Toda a ação governamental, política e administrativa, gira em torno dos interesses de tais senhores que não medem recursos na defesa de seus privilégios. De tal regime decorrem quase todos os nossos males. Querer remediá-los pelo voto secreto, ou pelo ensino obrigatório, é ingenuidade de quem não quer ver a realidade nacional. É irrisório falar em liberdade eleitoral, quando não há independência econômica, como de educação popular, quando se quer explorar o povo. Vivemos sob o jugo dos banqueiros de Londres e Nova Iorque. Todas as nossas fontes de renda dependem do capitalismo inglês ou americano, em cujo poder estão, também, os mais importantes serviços públicos, os transportes e as indústrias em geral. Os próprios latifúndios vão passando, aos poucos, para as mãos do capitalismo estrangeiro. A ele já pertencem as nossas grandes reservas de minério de ferro do Estado de Minas Gerais, extensas porções territoriais do Amazonas e do Pará, onde talvez estejam os nossos depósitos petrolíferos. Todas as rendas nacionais estão oneradas pelos empréstimos estrangeiros.

Dessa dependência financeira decorre naturalmente um regime de exploração semifeudal, em que se desenvolve toda a nossa economia.

Os capitais estrangeiros investidos na nossa produção provocam um crescimento monstruoso em nossa vida econômica, tendente exclusivamente à exploração das riquezas naturais, das fontes de matérias-primas, reservado o mercado nacional para a colocação dos produtos fabricados nas metrópoles imperialistas. A atividade desse capital só pode, portanto, ser prejudicial ao país. Dessa forma, todo o esforço nacional, todo o nosso trabalho é canalizado para o exterior.

Por outro lado, a luta evidente pelo predomínio econômico entre dois imperialismos que nos subjugam e colonizam prepara, com o auxílio do nosso governo nacionalista e patriota, o esfacelamento da Nação.

A verdadeira luta pela independência nacional deve, portanto, realizar-se contra os grandes senhores da Inglaterra e contra o imperialismo, e só poderá ser levada a efeito pela verdadeira insurreição nacional de todos os trabalhadores.

As possibilidades atuais de tal revolução são as melhores possíveis.

A crise econômica que atravessamos, apesar dos anunciados saldos orçamentários e da proclamada estabilidade monetária, é incontestável.

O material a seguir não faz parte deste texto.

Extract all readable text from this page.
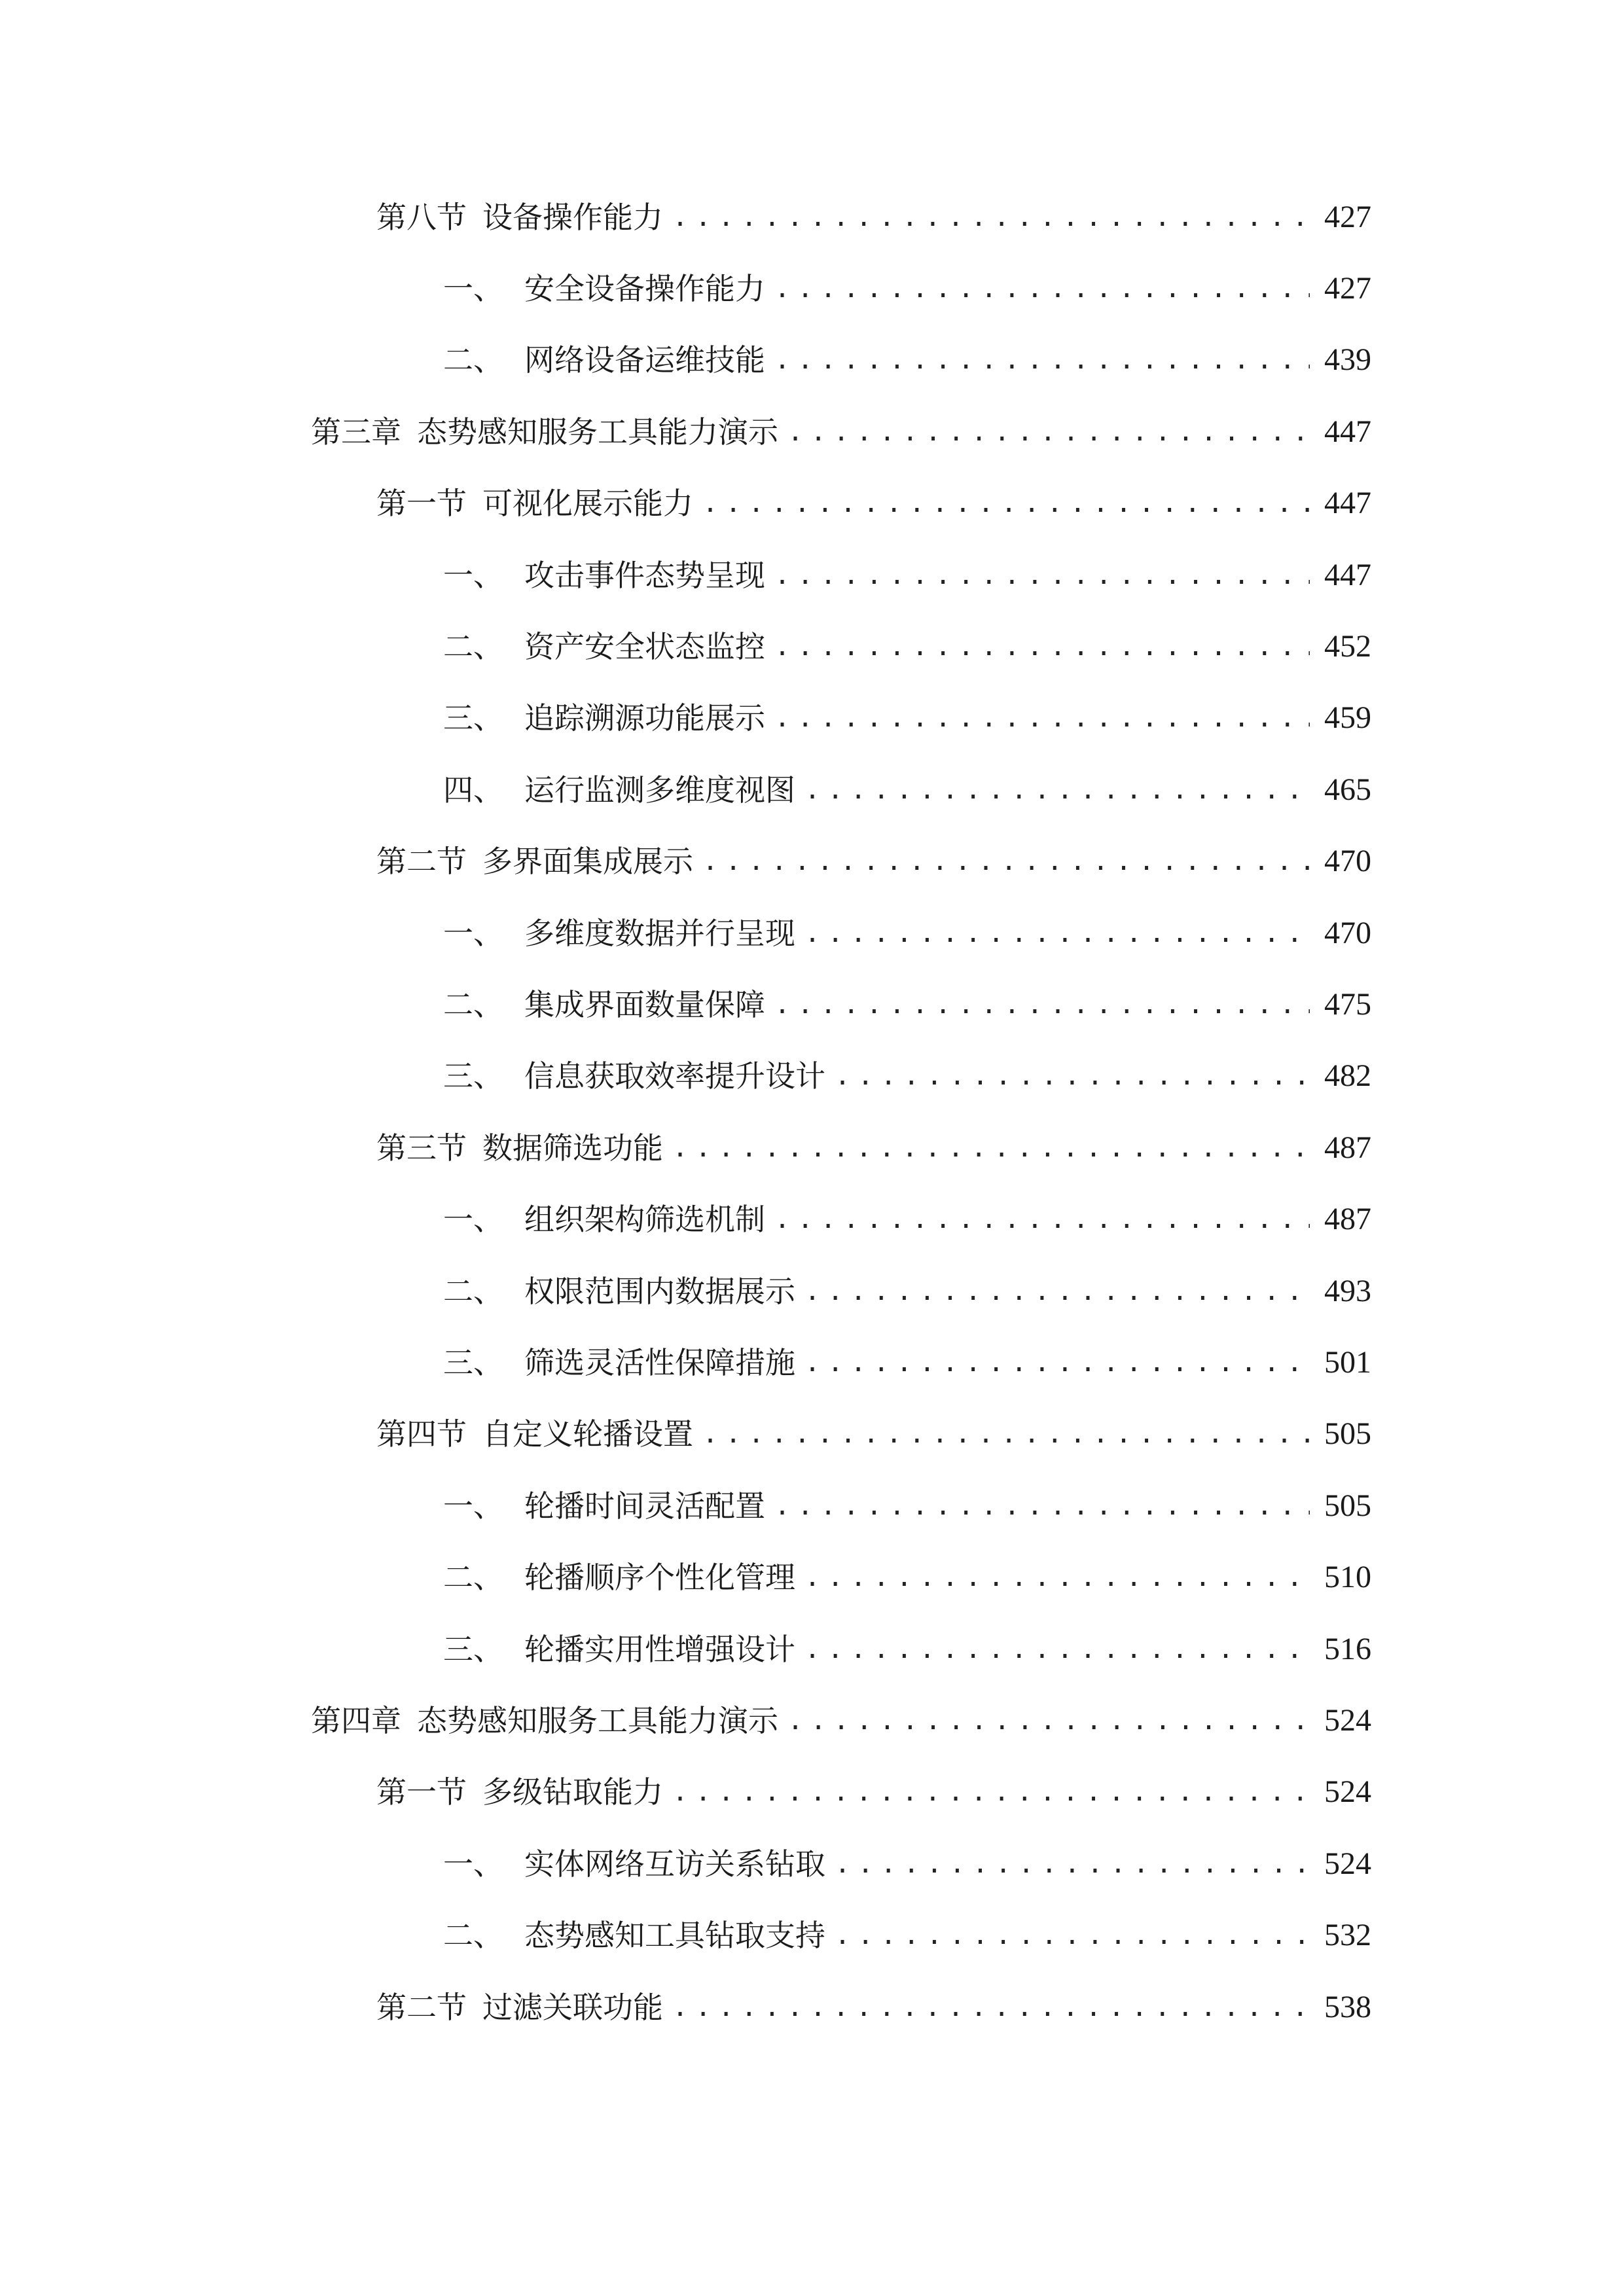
第八节 设备操作能力 .....	427
一、 安全设备操作能力 .....	427
二、 网络设备运维技能 .....	439
第三章 态势感知服务工具能力演示 .....	447
第一节 可视化展示能力 .....	447
一、 攻击事件态势呈现 .....	447
二、 资产安全状态监控 .....	452
三、 追踪溯源功能展示 .....	459
四、 运行监测多维度视图 .....	465
第二节 多界面集成展示 .....	470
一、 多维度数据并行呈现 .....	470
二、 集成界面数量保障 .....	475
三、 信息获取效率提升设计 .....	482
第三节 数据筛选功能 .....	487
一、 组织架构筛选机制 .....	487
二、 权限范围内数据展示 .....	493
三、 筛选灵活性保障措施 .....	501
第四节 自定义轮播设置 .....	505
一、 轮播时间灵活配置 .....	505
二、 轮播顺序个性化管理 .....	510
三、 轮播实用性增强设计 .....	516
第四章 态势感知服务工具能力演示 .....	524
第一节 多级钻取能力 .....	524
一、 实体网络互访关系钻取 .....	524
二、 态势感知工具钻取支持 .....	532
第二节 过滤关联功能 .....	538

Os impostos aumentam, elevam-se os preços dos artigos de primeira necessidade e baixam os salários. A única solução encontrada pelos governos, dentro das contradições em que se debatem, são os empréstimos externos com uma maior exploração da nossa massa trabalhadora e conseqüente agravação da opressão política. A situação internacional é, por outra parte, de grandes dificuldades para os  capitalismos que nos dominam,  a braços com os mais sérios problemas internos, como o da desocupação de grandes massas trabalhadoras e as insurreições nacionalistas de suas colônias.

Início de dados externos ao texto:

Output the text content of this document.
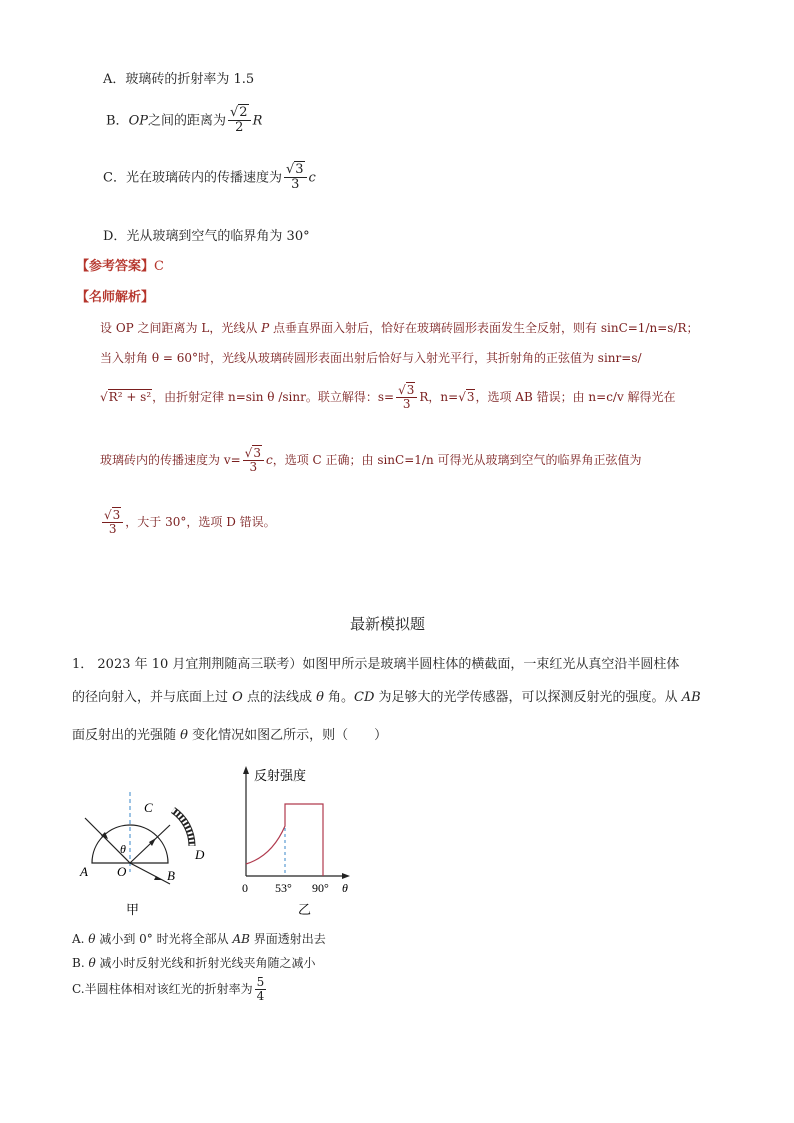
A．玻璃砖的折射率为 1.5
B．OP之间的距离为 $\frac{√2}{2}$ R
C．光在玻璃砖内的传播速度为 $\frac{√3}{3}$ c
D．光从玻璃到空气的临界角为 30°
【参考答案】C
【名师解析】
设 OP 之间距离为 L，光线从 P 点垂直界面入射后，恰好在玻璃砖圆形表面发生全反射，则有 sinC=1/n=s/R；
当入射角 θ = 60°时，光线从玻璃砖圆形表面出射后恰好与入射光平行，其折射角的正弦值为 sinr=s/
√R² + s²，由折射定律 n=sin θ /sinr。联立解得：$s= \frac{√3}{3}$ R，n=√3，选项 AB 错误；由 n=c/v 解得光在
玻璃砖内的传播速度为 $v= \frac{√3}{3}$ c，选项 C 正确；由 sinC=1/n 可得光从玻璃到空气的临界角正弦值为
$\frac{√3}{3}$ ，大于 30°，选项 D 错误。
最新模拟题
1． 2023 年 10 月宜荆荆随高三联考）如图甲所示是玻璃半圆柱体的横截面，一束红光从真空沿半圆柱体
的径向射入，并与底面上过 O 点的法线成 θ 角。CD 为足够大的光学传感器，可以探测反射光的强度。从 AB
面反射出的光强随 θ 变化情况如图乙所示，则（　　）
C
θ
A O	B
D
甲
反射强度
0 53° 90° θ
乙
A. θ 减小到 0° 时光将全部从 AB 界面透射出去
B. θ 减小时反射光线和折射光线夹角随之减小
C.半圆柱体相对该红光的折射率为 $\frac{5}{4}$
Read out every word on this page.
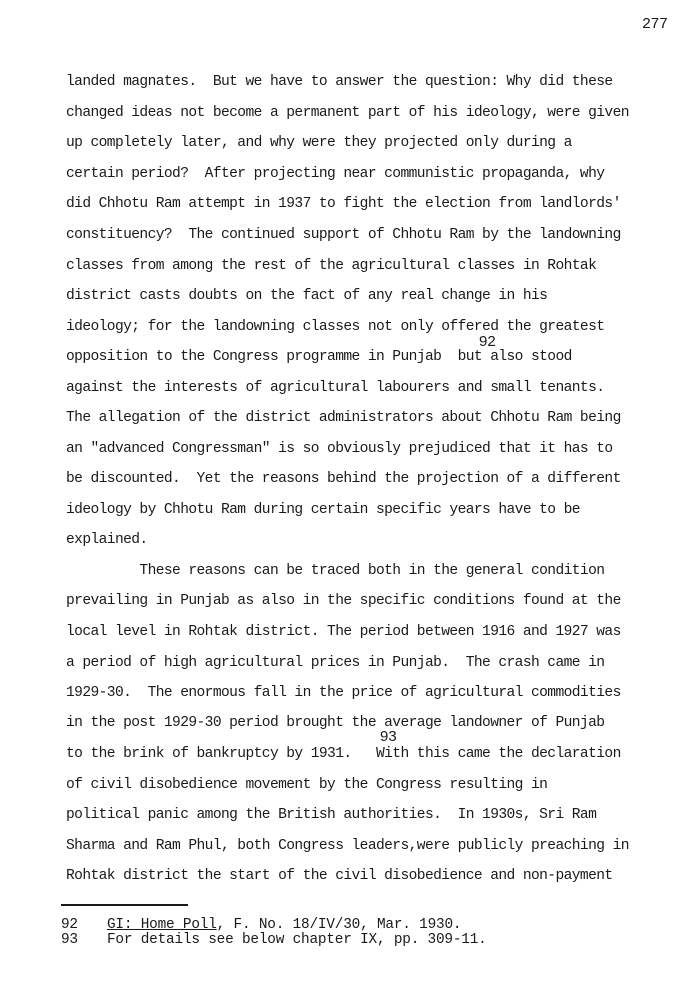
277
landed magnates.  But we have to answer the question: Why did these
changed ideas not become a permanent part of his ideology, were given
up completely later, and why were they projected only during a
certain period?  After projecting near communistic propaganda, why
did Chhotu Ram attempt in 1937 to fight the election from landlords'
constituency?  The continued support of Chhotu Ram by the landowning
classes from among the rest of the agricultural classes in Rohtak
district casts doubts on the fact of any real change in his
ideology; for the landowning classes not only offered the greatest
92
opposition to the Congress programme in Punjab  but also stood
against the interests of agricultural labourers and small tenants.
The allegation of the district administrators about Chhotu Ram being
an "advanced Congressman" is so obviously prejudiced that it has to
be discounted.  Yet the reasons behind the projection of a different
ideology by Chhotu Ram during certain specific years have to be
explained.
These reasons can be traced both in the general condition
prevailing in Punjab as also in the specific conditions found at the
local level in Rohtak district. The period between 1916 and 1927 was
a period of high agricultural prices in Punjab.  The crash came in
1929-30.  The enormous fall in the price of agricultural commodities
in the post 1929-30 period brought the average landowner of Punjab
93
to the brink of bankruptcy by 1931.   With this came the declaration
of civil disobedience movement by the Congress resulting in
political panic among the British authorities.  In 1930s, Sri Ram
Sharma and Ram Phul, both Congress leaders,were publicly preaching in
Rohtak district the start of the civil disobedience and non-payment
92 GI: Home Poll, F. No. 18/IV/30, Mar. 1930.
93 For details see below chapter IX, pp. 309-11.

Além disso, o Brasil, pelas suas naturais riquezas, pela fertilidade do seu solo, pela extensão territorial, pelas possibilidades de um rápido desenvolvimento industrial autônomo, está em condições vantajosíssimas para vencer, com relativa rapidez, nesta luta pela verdadeira e real emancipação. Para sustentar as reivindicações da revolução que propomos – única que julgamos útil aos interesses nacionais – o governo a surgir precisará ser realizado pelas verdadeiras massas trabalhadoras das cidades e dos sertões. Um governo capaz de garantir todas as mais necessárias e indispensáveis reivindicações sociais: limitação das horas de trabalho; proteção ao trabalho das mulheres e crianças; seguros contra acidentes, o desemprego, a velhice, a invalidez e a doença; direito de greve, de reunião e de organização.

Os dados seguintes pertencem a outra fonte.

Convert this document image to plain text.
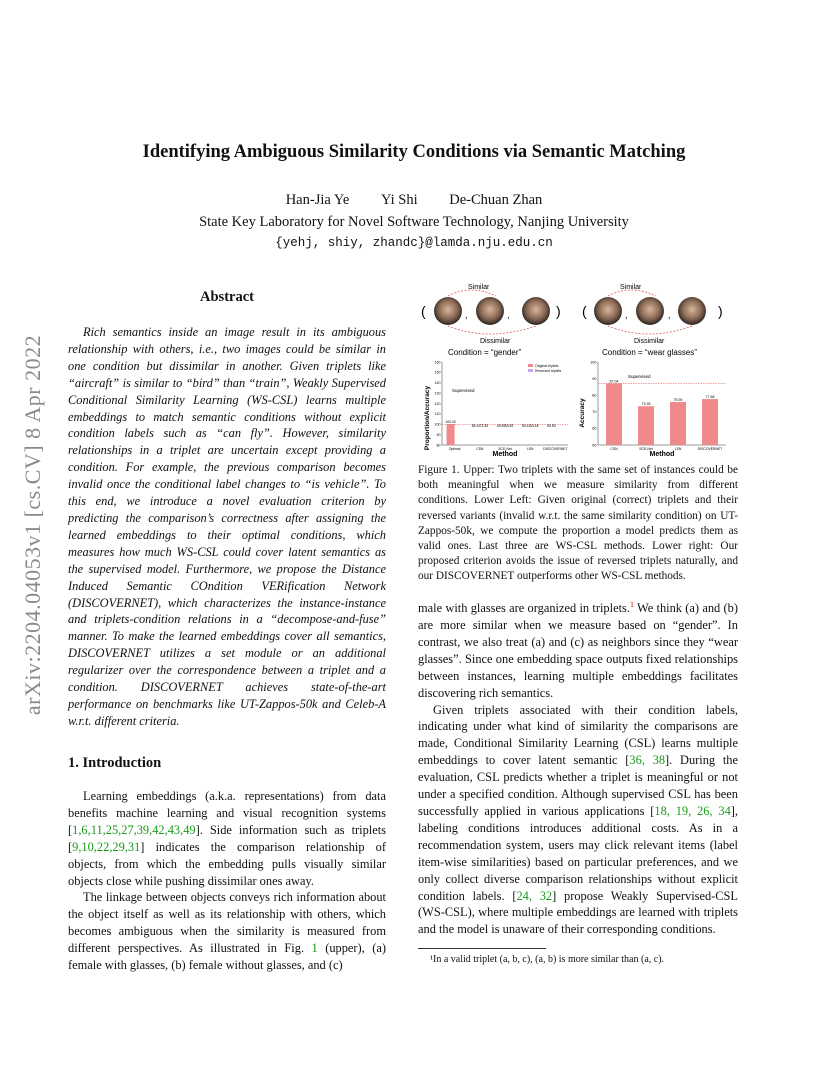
arXiv:2204.04053v1 [cs.CV] 8 Apr 2022
Identifying Ambiguous Similarity Conditions via Semantic Matching
Han-Jia Ye Yi Shi De-Chuan Zhan
State Key Laboratory for Novel Software Technology, Nanjing University
{yehj, shiy, zhandc}@lamda.nju.edu.cn
Abstract

Rich semantics inside an image result in its ambiguous relationship with others, i.e., two images could be similar in one condition but dissimilar in another. Given triplets like “aircraft” is similar to “bird” than “train”, Weakly Supervised Conditional Similarity Learning (WS-CSL) learns multiple embeddings to match semantic conditions without explicit condition labels such as “can fly”. However, similarity relationships in a triplet are uncertain except providing a condition. For example, the previous comparison becomes invalid once the conditional label changes to “is vehicle”. To this end, we introduce a novel evaluation criterion by predicting the comparison’s correctness after assigning the learned embeddings to their optimal conditions, which measures how much WS-CSL could cover latent semantics as the supervised model. Furthermore, we propose the Distance Induced Semantic COndition VERification Network (DISCOVERNET), which characterizes the instance-instance and triplets-condition relations in a “decompose-and-fuse” manner. To make the learned embeddings cover all semantics, DISCOVERNET utilizes a set module or an additional regularizer over the correspondence between a triplet and a condition. DISCOVERNET achieves state-of-the-art performance on benchmarks like UT-Zappos-50k and Celeb-A w.r.t. different criteria.

1. Introduction

Learning embeddings (a.k.a. representations) from data benefits machine learning and visual recognition systems [1,6,11,25,27,39,42,43,49]. Side information such as triplets [9,10,22,29,31] indicates the comparison relationship of objects, from which the embedding pulls visually similar objects close while pushing dissimilar ones away.

The linkage between objects conveys rich information about the object itself as well as its relationship with others, which becomes ambiguous when the similarity is measured from different perspectives. As illustrated in Fig. 1 (upper), (a) female with glasses, (b) female without glasses, and (c)

Similar
(	,	,	)
Dissimilar
Condition = “gender”
Similar
(	,	,	)
Dissimilar
Condition = “wear glasses”
Proportion/Accuracy
Method
Original triplets
Reversed triplets
Supervised
80
90
100
110
120
130
140
150
160
Optimal
100.00
CSN
38.41 73.35
SCE-Net
49.00 53.59
LSN
50.41 53.48
DISCOVERNET
50.50	Accuracy
Method
Supervised
50
60
70
80
90
100
87.04
CSN
73.35
SCE-Net
75.90
LSN
77.68
DISCOVERNET
Figure 1. Upper: Two triplets with the same set of instances could be both meaningful when we measure similarity from different conditions. Lower Left: Given original (correct) triplets and their reversed variants (invalid w.r.t. the same similarity condition) on UT-Zappos-50k, we compute the proportion a model predicts them as valid ones. Last three are WS-CSL methods. Lower right: Our proposed criterion avoids the issue of reversed triplets naturally, and our DISCOVERNET outperforms other WS-CSL methods.

male with glasses are organized in triplets.$^1$ We think (a) and (b) are more similar when we measure based on “gender”. In contrast, we also treat (a) and (c) as neighbors since they “wear glasses”. Since one embedding space outputs fixed relationships between instances, learning multiple embeddings facilitates discovering rich semantics.

Given triplets associated with their condition labels, indicating under what kind of similarity the comparisons are made, Conditional Similarity Learning (CSL) learns multiple embeddings to cover latent semantic [36, 38]. During the evaluation, CSL predicts whether a triplet is meaningful or not under a specified condition. Although supervised CSL has been successfully applied in various applications [18, 19, 26, 34], labeling conditions introduces additional costs. As in a recommendation system, users may click relevant items (label item-wise similarities) based on particular preferences, and we only collect diverse comparison relationships without explicit condition labels. [24, 32] propose Weakly Supervised-CSL (WS-CSL), where multiple embeddings are learned with triplets and the model is unaware of their corresponding conditions.

¹In a valid triplet (a, b, c), (a, b) is more similar than (a, c).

Só um governo de todos os trabalhadores, baseado nos conselhos de trabalhadores da cidade e do campo, soldados e marinheiros, poderá cumprir tal programa.

A vitória da revolução em tal momento mais depende da segurança com que orientarmos a luta do que das resistências que nos possam ser opostas pelos dominadores atuais, em franca desorganização e ineptamente dirigidos.

Proclamamos, portanto, a revolução agrária e antiimperialista, realizada e sustentada pelas grandes massas de nossa população.

Lutemos pela completa libertação de todos os trabalhadores agrícolas, de todas as formas de exploração feudais e coloniais; pela confiscação, nacionalização das empresas estrangeiras, dos latifúndios, concessões, vias de comunicações, serviços públicos, minas, bancos; anulação das dívidas externas. Pela instituição de um governo, realmente surgido dos trabalhadores da cidade e das fazendas, em entendimento com os movimentos revolucionários antiimperialistas dos países latino-americanos e capaz de esmagar os privilégios dos atuais dominadores e sustentar as reivindicações revolucionárias.

Assim, venceremos.”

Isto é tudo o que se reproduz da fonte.